Ia menambahkan, perusahaan logistik ke depan harus memenuhi standar Manajemen Kesehatan dan Keselamatan Kerja (K3) bagi para sopir. Perusahaan pengangkutan juga harus menyediakan sarana pendukung seperti depo penyimpanan barang dan memiliki sistem manajemen beban muatan yang sesuai dengan aturan.
Lokot juga menyoroti minimnya pengawasan terhadap kelayakan jalan truk dan mobil pengangkut. Ia menilai hal ini menjadi celah serius dalam sistem transportasi Indonesia, di mana banyak kendaraan berat beroperasi tanpa uji KIR yang layak atau menggunakan bodi dan sasis hasil modifikasi tanpa standar teknis.
“Bagaimana kita bisa bicara keselamatan jika kendaraan ODOL dibiarkan jalan tanpa uji kelayakan rutin dan tanpa pengecekan teknis yang ketat?” tanyanya.
Ia mendorong agar Perpres ini juga mencakup aturan tegas soal kelayakan operasional kendaraan, audit teknis berkala, serta sanksi administratif dan pidana bagi perusahaan yang lalai. "Ke depan, kelayakan kendaraan pengangkut harus disertai dengan pengawasan ketat yang mengoptimalkan penggunaan teknologi terkini serta laporan tersebut harus diterima secara *realtime*. Kita butuh sistem yang tegas, bukan hanya imbauan,” tambahnya.

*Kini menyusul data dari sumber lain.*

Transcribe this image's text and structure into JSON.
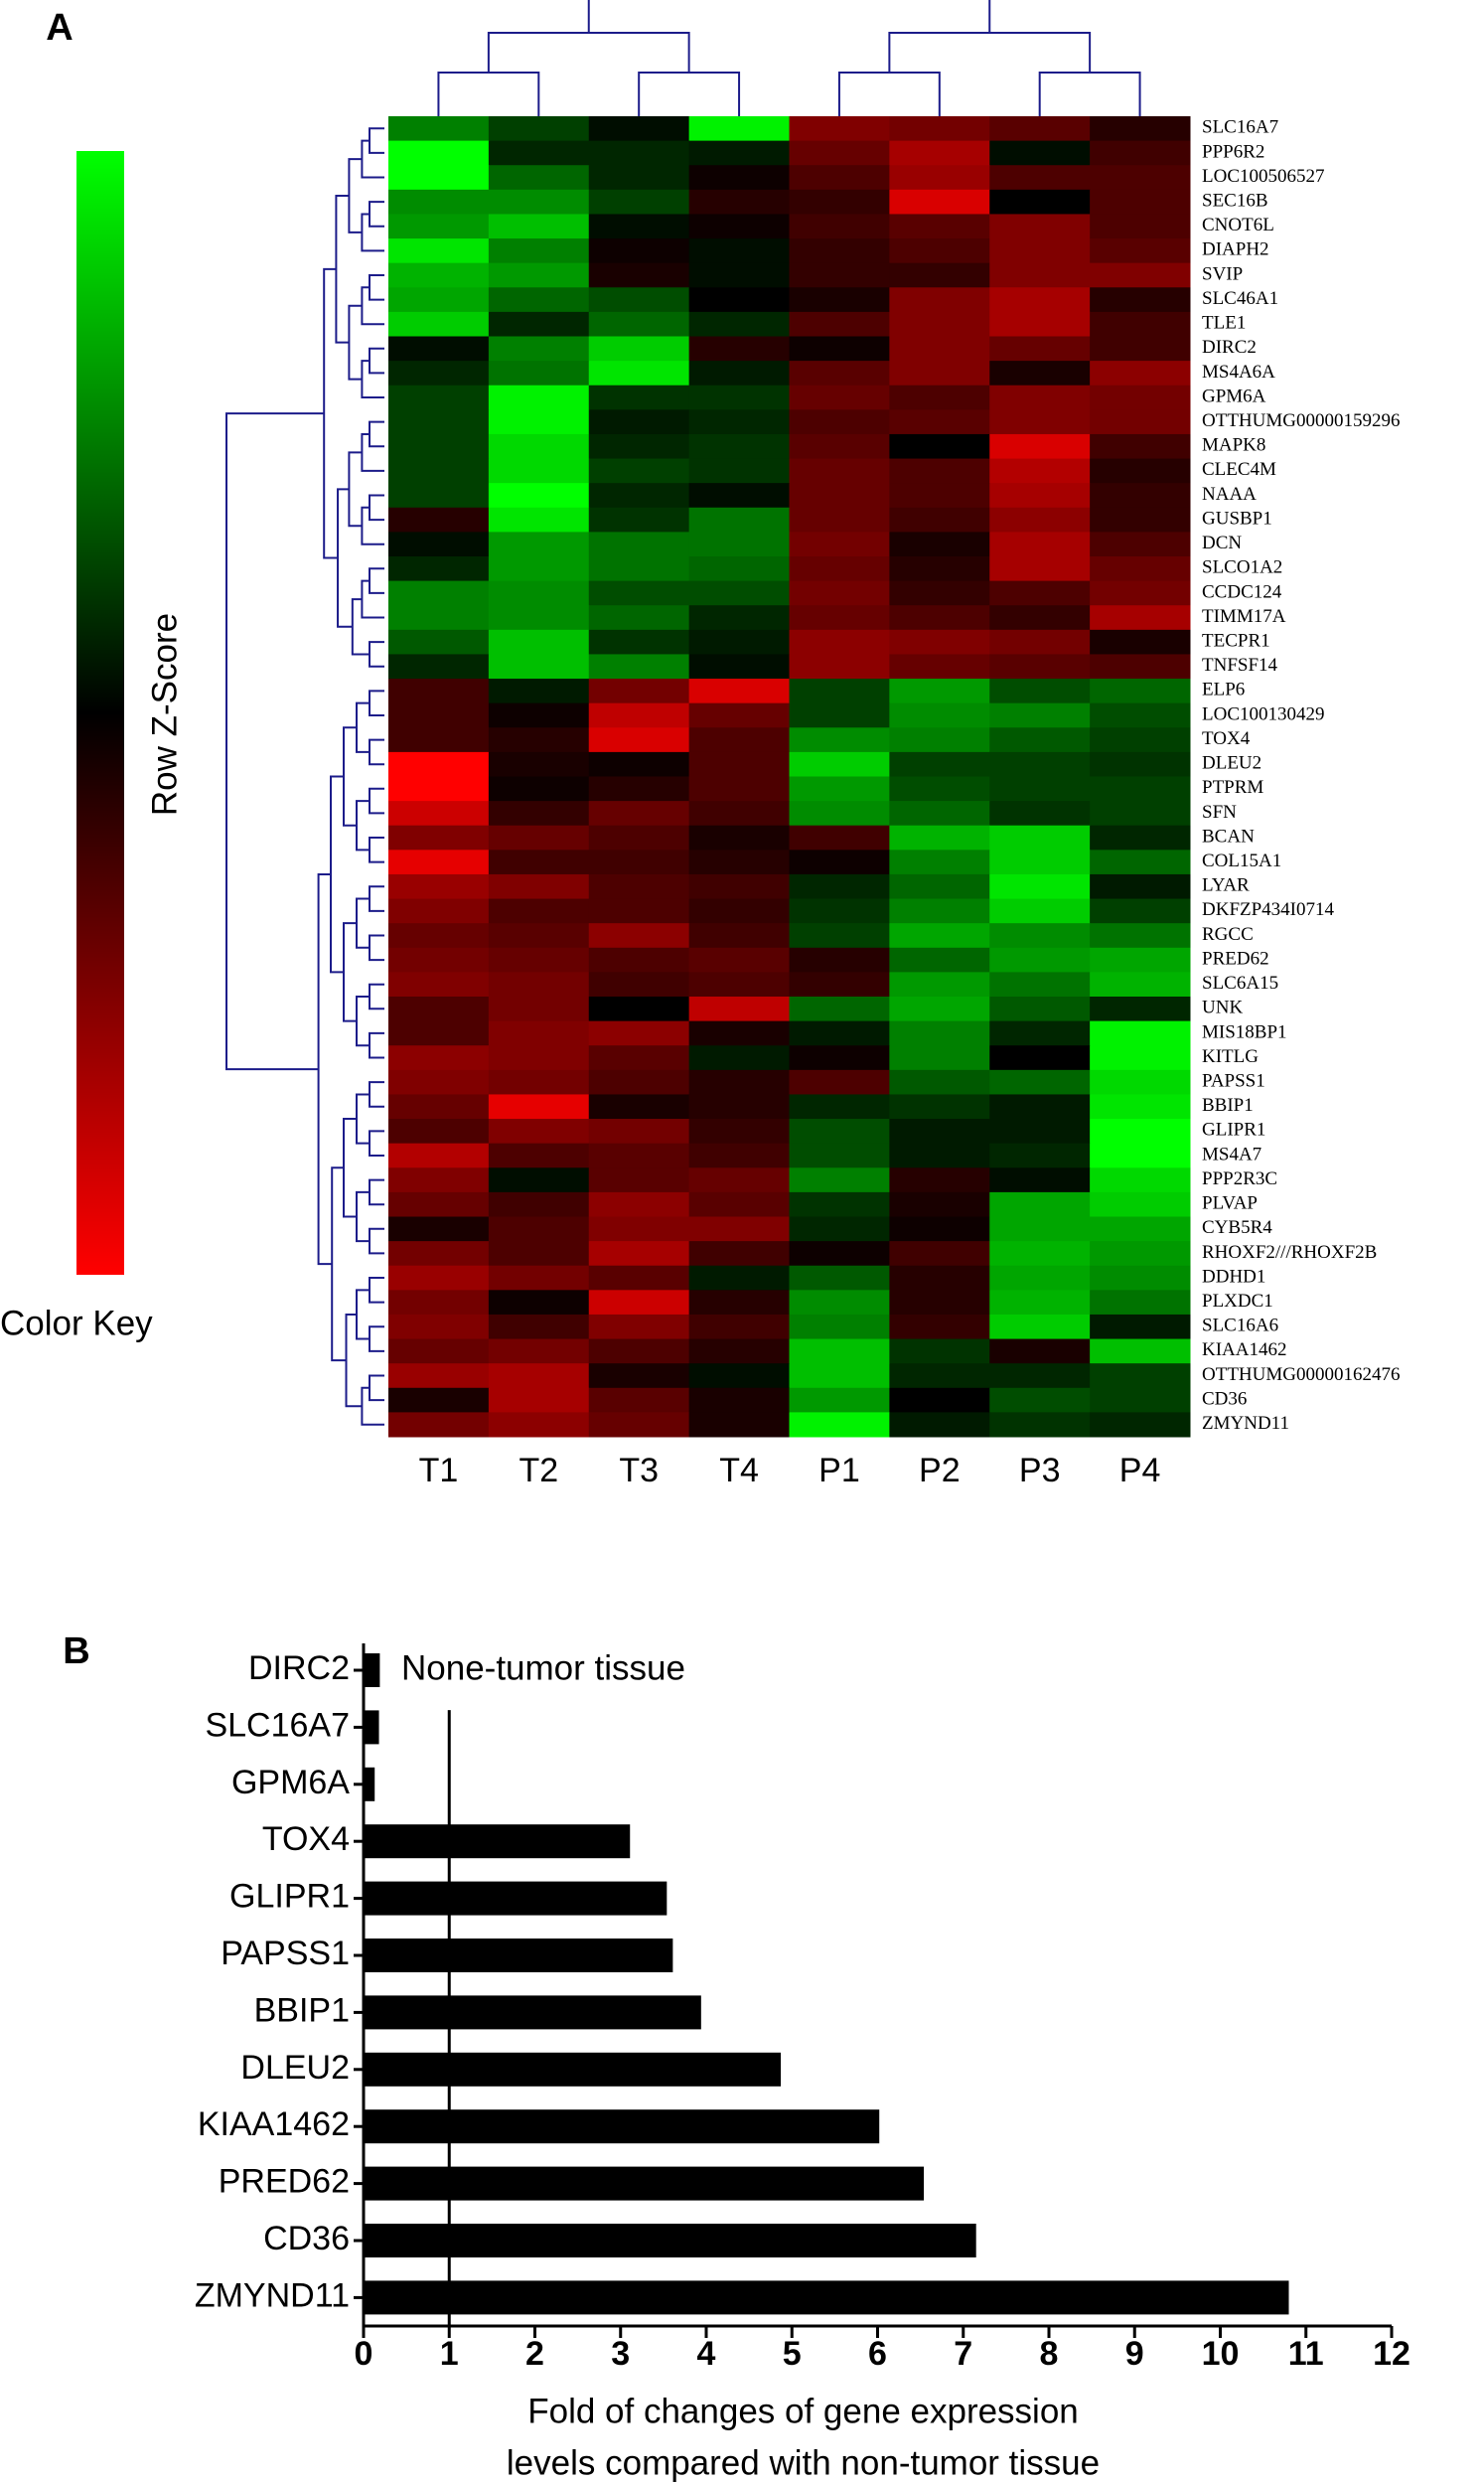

Lokot mengingatkan bahwa truk ODOL telah lama menjadi salah satu penyebab utama kerusakan jalan dan kecelakaan lalu lintas. Data dari Integrated Road Safety Management System (IRSMS) Korlantas Polri menunjukkan, periode Januari hingga Oktober 2024 mencatat 220.647 kasus kecelakaan lalu lintas dengan 22.970 korban jiwa.
“Angka ini mengerikan. Truk dengan muatan berlebih, rem yang blong dan kehilangan kendali tidak hanya merusak jalan tapi juga mengancam nyawa pengemudi, penumpang, dan pengguna jalan lainnya,” tegas Lokot.